The result is a software solution for generating and managing institutional grade wallets on Stellar Network which lowers the barrier to entry for businesses to make use of the Stellar Network and in turn improving rates of adoption.

Links:
Website: www.shardx.io

    navshardx

    I've got the code for this ready for Stellar already, so you can just redirect your funds to me, mkay 🙂

    [unknown] This can also be done with multi sig, where 3 to 5 people in the organisation can sign a transaction based on weight.
    why would i want to use a software solution when i can use one that comes with the blockchain itself.

    Stellar only supports up to twenty signers per account, and twenty signers per transaction.
    Using threshold-MuSig, there aren't really any limits, more than w/ the complexity of the setup MPC + signing MPC, all of which take place off-chain anyway.

    [unknown] why would i want to use this when there is private key and multi sig.

    Sometimes you want the privacy of not letting people know a certain account has multiple signers, or you don't want to expose the individual keys of the signers.

    The irony is, of course, that businesses aren't even using the regular multi-signature capabilities that comes with Stellar in any meaningful fashion.

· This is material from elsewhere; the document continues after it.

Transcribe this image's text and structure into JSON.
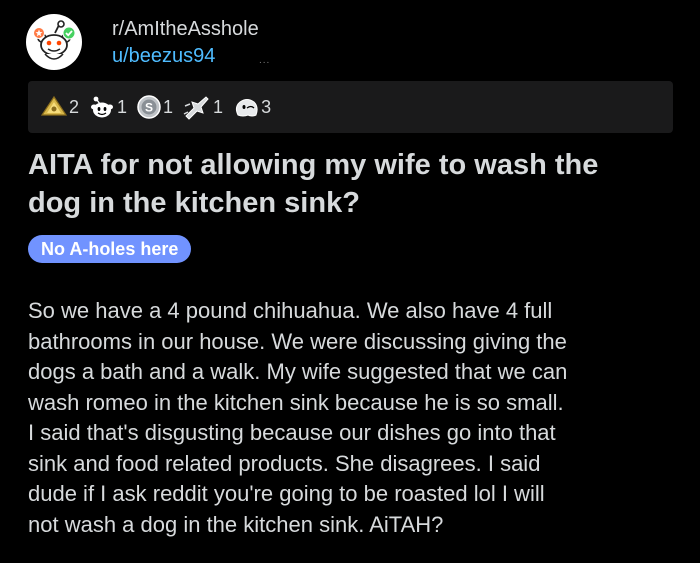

      dzham A while ago I spent some time reading articles regarding various secret sharing schemes. Looks like currently Boneh–Lynn–Shacham is the most promising scheme beating Shamir's (or Schnorr) secret sharing in most cases. But I failed to find an answer (and I dig through a lot of papers for both SSS and BSL) for my main question. Is it possible to generate the parts of a secret key separately (on different machines) and is it possible to sign a message separately, without reconstructing the secret key from parts? In case of untrusted environment the machine that generates the secret key (or reconstructs it from several multisig parts) is potentially vulnerable, and this makes the whole scheme vulnerable by default.

      Could you please share you hands-on experience? Maybe I missing something?

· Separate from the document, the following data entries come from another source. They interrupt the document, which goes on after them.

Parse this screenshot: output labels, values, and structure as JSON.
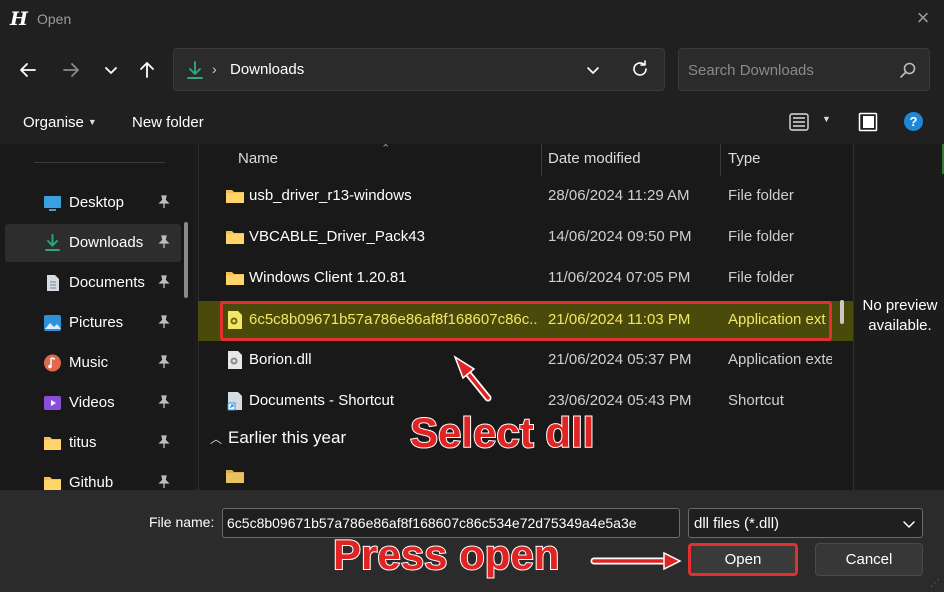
{
  "window": {
    "title": "Open",
    "app_logo_letter": "H"
  },
  "address": {
    "current_folder": "Downloads",
    "separator": "›"
  },
  "search": {
    "placeholder": "Search Downloads"
  },
  "command_bar": {
    "organise": "Organise",
    "new_folder": "New folder",
    "help_glyph": "?"
  },
  "sidebar": {
    "items": [
      {
        "label": "Desktop",
        "icon": "desktop-icon",
        "pinned": true,
        "active": false
      },
      {
        "label": "Downloads",
        "icon": "download-icon",
        "pinned": true,
        "active": true
      },
      {
        "label": "Documents",
        "icon": "documents-icon",
        "pinned": true,
        "active": false
      },
      {
        "label": "Pictures",
        "icon": "pictures-icon",
        "pinned": true,
        "active": false
      },
      {
        "label": "Music",
        "icon": "music-icon",
        "pinned": true,
        "active": false
      },
      {
        "label": "Videos",
        "icon": "videos-icon",
        "pinned": true,
        "active": false
      },
      {
        "label": "titus",
        "icon": "folder-icon",
        "pinned": true,
        "active": false
      },
      {
        "label": "Github",
        "icon": "folder-icon",
        "pinned": true,
        "active": false
      }
    ]
  },
  "file_list": {
    "columns": {
      "name": "Name",
      "date": "Date modified",
      "type": "Type"
    },
    "rows": [
      {
        "name": "usb_driver_r13-windows",
        "date": "28/06/2024 11:29 AM",
        "type": "File folder",
        "icon": "folder-icon",
        "selected": false
      },
      {
        "name": "VBCABLE_Driver_Pack43",
        "date": "14/06/2024 09:50 PM",
        "type": "File folder",
        "icon": "folder-icon",
        "selected": false
      },
      {
        "name": "Windows Client 1.20.81",
        "date": "11/06/2024 07:05 PM",
        "type": "File folder",
        "icon": "folder-icon",
        "selected": false
      },
      {
        "name": "6c5c8b09671b57a786e86af8f168607c86c...",
        "date": "21/06/2024 11:03 PM",
        "type": "Application ext",
        "icon": "dll-file-icon",
        "selected": true
      },
      {
        "name": "Borion.dll",
        "date": "21/06/2024 05:37 PM",
        "type": "Application exte",
        "icon": "dll-file-icon",
        "selected": false
      },
      {
        "name": "Documents - Shortcut",
        "date": "23/06/2024 05:43 PM",
        "type": "Shortcut",
        "icon": "shortcut-icon",
        "selected": false
      }
    ],
    "group_header": "Earlier this year"
  },
  "preview": {
    "text": "No preview available."
  },
  "bottom": {
    "file_name_label": "File name:",
    "file_name_value": "6c5c8b09671b57a786e86af8f168607c86c534e72d75349a4e5a3e",
    "filter": "dll files (*.dll)",
    "open_button": "Open",
    "cancel_button": "Cancel"
  },
  "annotations": {
    "select_dll": "Select dll",
    "press_open": "Press open",
    "color": "#e02424"
  }
}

        OrbitLens Is it possible to generate the parts of a secret key separately (on different machines) and is it possible to sign a message separately, without reconstructing the secret key from parts?

        Yes!

        If you've followed what's going on in Bitcoin country, there's been a lot of talk recently about Schnorr signatures, and what you can do with them.. Ed25519 is basically a Schnorr signature scheme, so most of the things you read can be applied directly to Stellar.

        Blockstream's MuSig is an n-of-n multisignature scheme, that takes n public keys, generates an new, joint public key, and provides a way to sign partial signatures, and aggregate them into a full signature, w/o anyone having access to anything more than their own private key.

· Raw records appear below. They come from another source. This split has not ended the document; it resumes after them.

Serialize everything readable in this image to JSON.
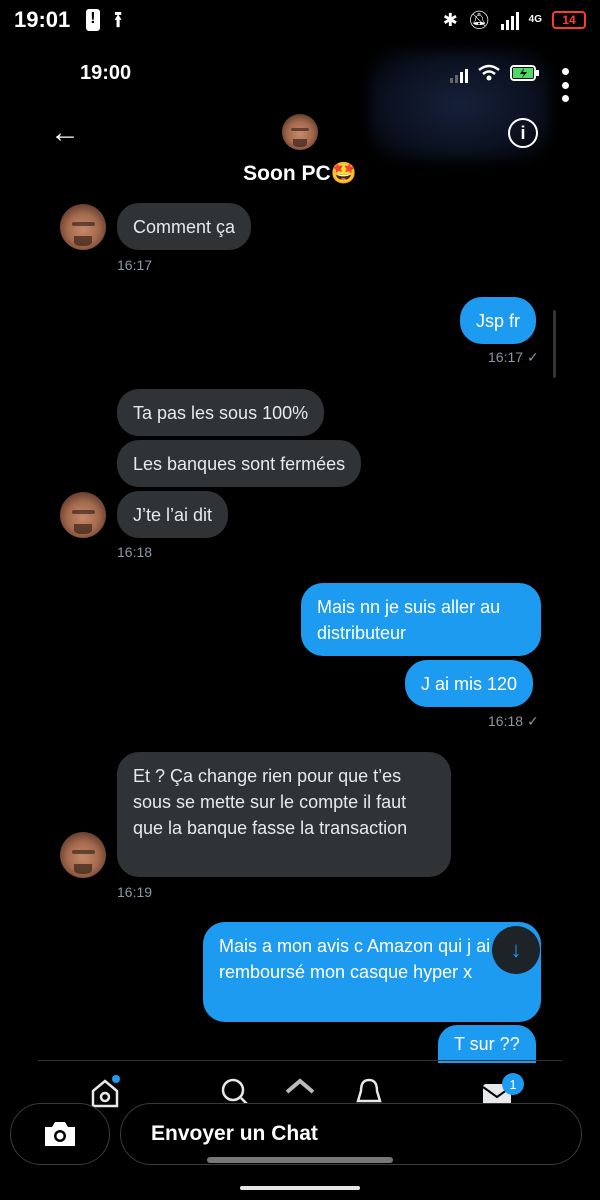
{
  "status_bar": {
    "time": "19:01",
    "network": "4G",
    "battery": "14"
  },
  "inner_status": {
    "time": "19:00"
  },
  "header": {
    "back_icon": "arrow-left-icon",
    "title": "Soon PC🤩",
    "info_icon": "info-icon"
  },
  "messages": [
    {
      "dir": "in",
      "text": "Comment ça"
    },
    {
      "dir": "in_time",
      "text": "16:17"
    },
    {
      "dir": "out",
      "text": "Jsp fr"
    },
    {
      "dir": "out_time",
      "text": "16:17"
    },
    {
      "dir": "in",
      "text": "Ta pas les sous 100%"
    },
    {
      "dir": "in",
      "text": "Les banques sont fermées"
    },
    {
      "dir": "in",
      "text": "J’te l’ai dit"
    },
    {
      "dir": "in_time",
      "text": "16:18"
    },
    {
      "dir": "out",
      "text": "Mais nn je suis aller au distributeur"
    },
    {
      "dir": "out",
      "text": "J ai mis 120"
    },
    {
      "dir": "out_time",
      "text": "16:18"
    },
    {
      "dir": "in",
      "text": "Et ? Ça change rien pour que t’es sous se mette sur le compte il faut que la banque fasse la transaction"
    },
    {
      "dir": "in_time",
      "text": "16:19"
    },
    {
      "dir": "out",
      "text": "Mais a mon avis c Amazon qui j ai remboursé mon casque hyper x"
    },
    {
      "dir": "out",
      "text": "T sur ??"
    }
  ],
  "inner_nav": {
    "items": [
      "home-icon",
      "search-icon",
      "notifications-icon",
      "messages-icon"
    ],
    "messages_badge": "1"
  },
  "composer": {
    "placeholder": "Envoyer un Chat",
    "camera_icon": "camera-icon"
  },
  "colors": {
    "out_bubble": "#1d9bf0",
    "in_bubble": "#2f3336",
    "background": "#000000"
  }
}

        This can be extended to n-of-m by using SSS.

        OrbitLens Could you please share you hands-on experience? Maybe I missing something?

        I pinged you on keybase

        [unknown]

        Some of the advantages for using this on an ed25519 asset like Stellar are that:

        • It generalizes to m-of-n case much more gracefully than MuSig, which requires building a Merkle tree of all key combinations, which grows up exponentially, whereas MPC signing threshold schemes typically scale linearly.
        • Using SSSS to "generalize" n-of-n to m-of-n is what some call "presentation layer threshold signature" and basically has most of the problems of plain SSSS
        • Share refresh when combined with the ability to issue new shares, allows redefining quorum over time without changing the public key, making an attackers life much more difficult, because they have to assemble quorum over a restricted time window.

        So in a nutshell, MuSig is a definite improvement over plain multisig, and MPC signing takes this a few steps further.

          navshardx

          MuSig doesn't require Merkle trees for m-of-n, that was just an early suggestion people had. Andrew Poelstra has a video presentation where he goes through verifiable secret sharing using Feldman's scheme.

          Share refresh never really becomes an issue with Stellar, since you can just use an account with zero master-weight, and use an auxiliary signer that you replace when needed.